In fact, funding for the arts may not be so far afield from the more basic and essential needs of shelter, food, medical care, and education. If we take seriously David Harvey’s definition of the right to the city — “the freedom to remake our cities and ourselves” — then we have to ask what democratic mechanisms must be in place for our collective creativity to impact the world. Private enterprises like Spotify don’t fit that bill.
Which is why the foundation and mission of UMAW is so important. According to Sushman and Holter, the union is in the process of forming locals, including in Los Angeles. Though the local will naturally center its work on the betterment of music workers’ and musicians’ working conditions, there is a clear intent to engage and support other struggles in the LA area: housing justice, Black Lives Matter, and activism around the Green New Deal. There is a clear understanding that UMAW members’ interests as culture workers is bound up with others, and that they have a stake in the shape of a city starting to emerge from under the weight of coronavirus.

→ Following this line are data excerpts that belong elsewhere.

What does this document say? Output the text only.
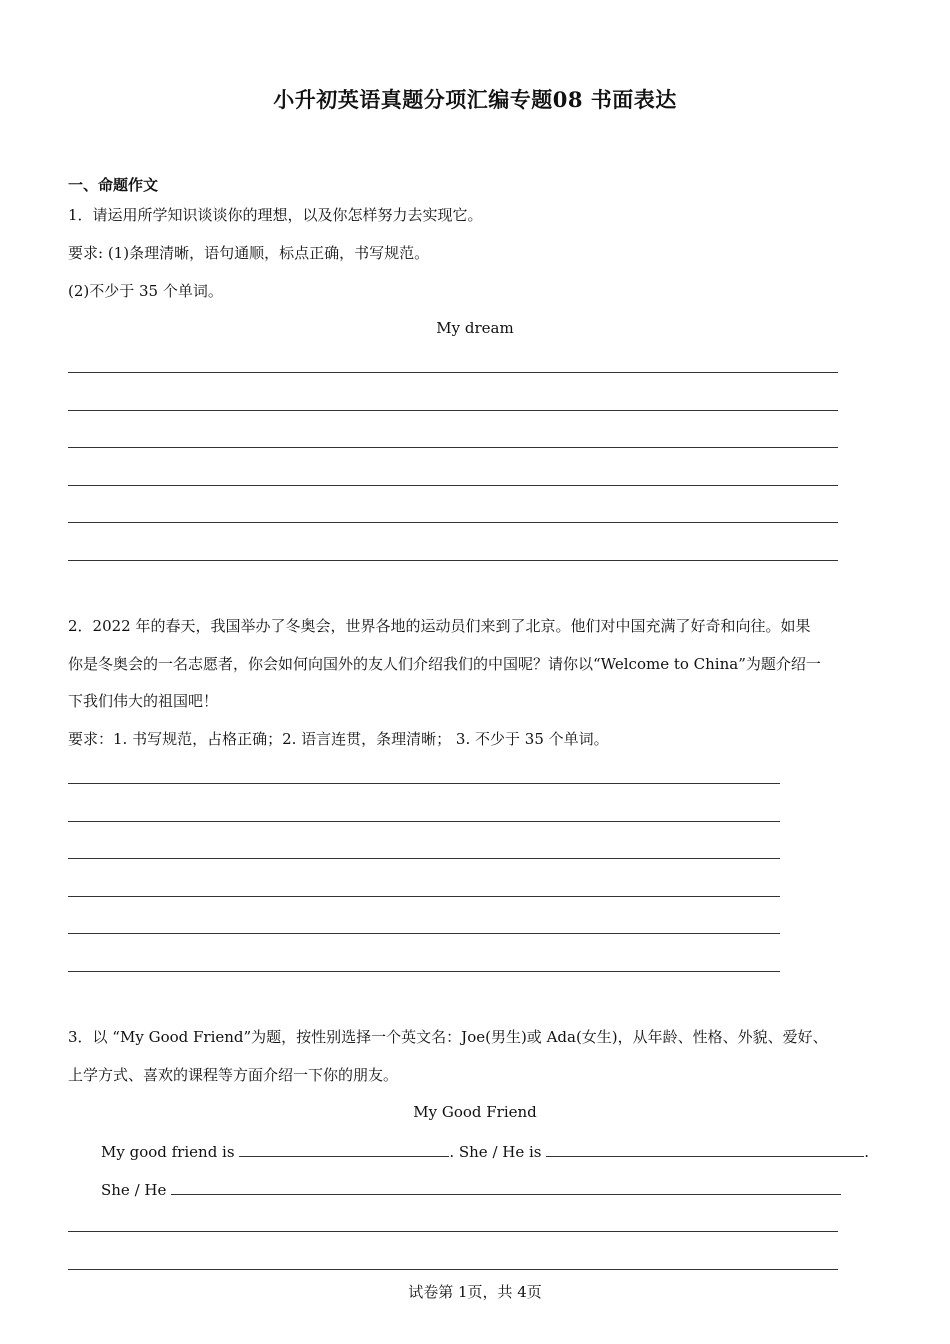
小升初英语真题分项汇编专题08 书面表达
一、命题作文
1．请运用所学知识谈谈你的理想，以及你怎样努力去实现它。
要求: (1)条理清晰，语句通顺，标点正确，书写规范。
(2)不少于 35 个单词。
My dream
2．2022 年的春天，我国举办了冬奥会，世界各地的运动员们来到了北京。他们对中国充满了好奇和向往。如果
你是冬奥会的一名志愿者，你会如何向国外的友人们介绍我们的中国呢？请你以“Welcome to China”为题介绍一
下我们伟大的祖国吧！
要求：1. 书写规范，占格正确；2. 语言连贯，条理清晰； 3. 不少于 35 个单词。
3．以 “My Good Friend”为题，按性别选择一个英文名：Joe(男生)或 Ada(女生)，从年龄、性格、外貌、爱好、
上学方式、喜欢的课程等方面介绍一下你的朋友。
My Good Friend
My good friend is	. She / He is	.
She / He
试卷第 1页，共 4页
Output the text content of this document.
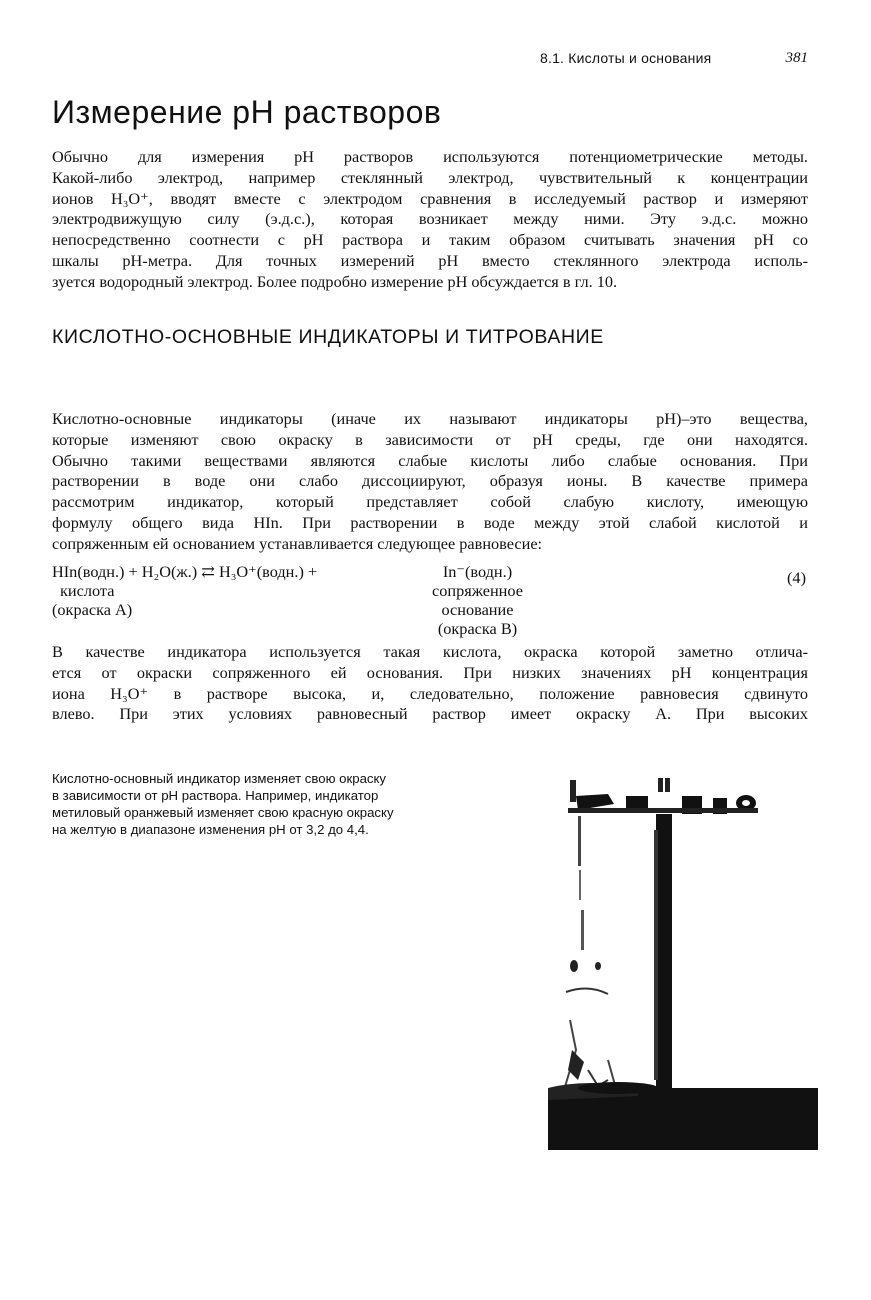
8.1. Кислоты и основания	381
Измерение pH растворов
Обычно для измерения pH растворов используются потенциометрические методы.
Какой-либо электрод, например стеклянный электрод, чувствительный к концентрации
ионов H₃O⁺, вводят вместе с электродом сравнения в исследуемый раствор и измеряют
электродвижущую силу (э.д.с.), которая возникает между ними. Эту э.д.с. можно
непосредственно соотнести с pH раствора и таким образом считывать значения pH со
шкалы pH-метра. Для точных измерений pH вместо стеклянного электрода исполь-
зуется водородный электрод. Более подробно измерение pH обсуждается в гл. 10.
КИСЛОТНО-ОСНОВНЫЕ ИНДИКАТОРЫ И ТИТРОВАНИЕ
Кислотно-основные индикаторы (иначе их называют индикаторы pH)–это вещества,
которые изменяют свою окраску в зависимости от pH среды, где они находятся.
Обычно такими веществами являются слабые кислоты либо слабые основания. При
растворении в воде они слабо диссоциируют, образуя ионы. В качестве примера
рассмотрим индикатор, который представляет собой слабую кислоту, имеющую
формулу общего вида HIn. При растворении в воде между этой слабой кислотой и
сопряженным ей основанием устанавливается следующее равновесие:
HIn(водн.) + H₂O(ж.) ⇄ H₃O⁺(водн.) +
кислота
(окраска A)
In⁻(водн.)
сопряженное
основание
(окраска B)
(4)
В качестве индикатора используется такая кислота, окраска которой заметно отлича-
ется от окраски сопряженного ей основания. При низких значениях pH концентрация
иона H₃O⁺ в растворе высока, и, следовательно, положение равновесия сдвинуто
влево. При этих условиях равновесный раствор имеет окраску A. При высоких
Кислотно-основный индикатор изменяет свою окраску
в зависимости от pH раствора. Например, индикатор
метиловый оранжевый изменяет свою красную окраску
на желтую в диапазоне изменения pH от 3,2 до 4,4.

The post-plague world is in sight, at least in Los Angeles. Live shows and other indoor gatherings have started booking for the fall, albeit not without trepidation. But the paths on offer to us are increasingly polarized: a city of hostile repression and sharp inequality with the shiny wrapping of Big Tech aggressively monopolizing our attention, or one where the sound and shape and future of our city is dependent on us, on our ability to live, to thrive, and to create.
A few days after the rally, Spotify released their “Loud & Clear” initiative. Claiming to partially address some of UMAW’s concerns, it reads much like the front of Spotify’s offices: slick, inoffensive, and impenetrable. “We asked for transparency,” read a short statement from the union, “but this website answers none of our questions about the sources of Spotify’s income in addition to subscriptions and ads, payola schemes for playlist and algorithm prioritization, or the terms of their contracts with major labels.” The fight for UMAW’s demands, it would appear, continues.
Back at Spotify headquarters, after the LAPD ejected us from the courtyard, security wasted no time closing the gates. The message was clear: though we may make scads of money from you, you are nonetheless unwelcome. The small crowd of musicians and UMAW supporters continued to mill around out with signs and chants for a while after. Plenty of passing cars honked their horns in support. Among those who didn’t, one has to wonder how many had their windows rolled up tight, ignoring a changing world while their phones instructed them what they were going to listen to next.